Der Triumph ist den USA von Herzen zu gönnen. Angesichts der Tausenden Opfer des erbarmungslosen Al-Qaida-Führers und der zwielichtigen Haltung Pakistans ist die Überlegung zweitrangig, ob dieser Erfolg völkerrechtlich ganz sauber zustande gekommen ist.
Er wäre allerdings noch viel nachhaltiger ausgefallen, wenn Bin Laden schon Ende 2001, kurz nach den Anschlägen vom 11. September also, in seiner Felsenfestung Tora Bora gefasst worden wäre. Nicht nur ist der Terrorfürst in jenem Jahrzehnt weitgehend zu einem bloßen Symbol verblichen; auch Amerika hat sich seitdem dramatisch verändert. Bin Ladens Tod durch die Hand amerikanischer Elitekrieger verschafft US-Präsident Barack Obama zwar jenen dringend benötigten außenpolitischen Erfolg, der ihm in Afghanistan, im Nahen Osten oder in Libyen bislang versagt geblieben ist. Sogar hartleibige Republikaner sehen sich zu einem Lob für den Demokraten veranlasst. Doch dies alles ist für Obama kaum mehr als eine Atempause im stellenweise bedrückenden Alltag.

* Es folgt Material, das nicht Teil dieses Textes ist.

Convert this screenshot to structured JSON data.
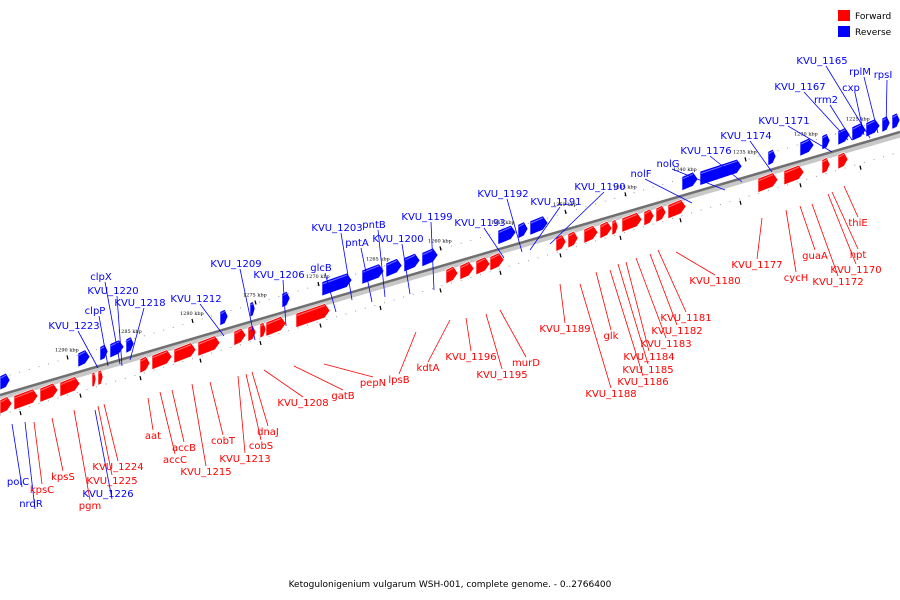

Die Terrorgefahr bleibt auch ohne Bin Laden, die Krisenherde am Hindukusch und im Irak kosten weiterhin viel Geld und Menschenleben - vor allem aber dürfte sich die Wirtschaftslage der USA durch den Erfolg in Pakistan kaum aufhellen. Und dies ist letztlich das Feld, auf dem sich Obamas politisches Schicksal entscheiden wird.
Der gefährlichste Gegner der USA lauert nicht irgendwo in den pakistanischen Bergen, sondern mitten in Washington. Mit den ideologisch aufgeladenen Grabenkämpfen zwischen Republikanern und Demokraten um überfällige Reformen, um Steuern, Hilfsprogramme und Investitionen, aber auch mit seinem grotesk aufgeblähten Militärhaushalt blockiert sich das Land selber. China, despotische Supermacht im Wartestand, schickt sich derweil an, die USA als führende Wirtschaftsnation der Erde zu überholen. Dabei passt doch gerade Obamas altes Motto auf den Erfolg bei der aufwendigsten Menschenjagd der Geschichte: "Yes we can!" Amerika muss sich nun auch gesellschafts- und wirtschaftspolitisch auf seine Kraft und Zielstrebigkeit besinnen.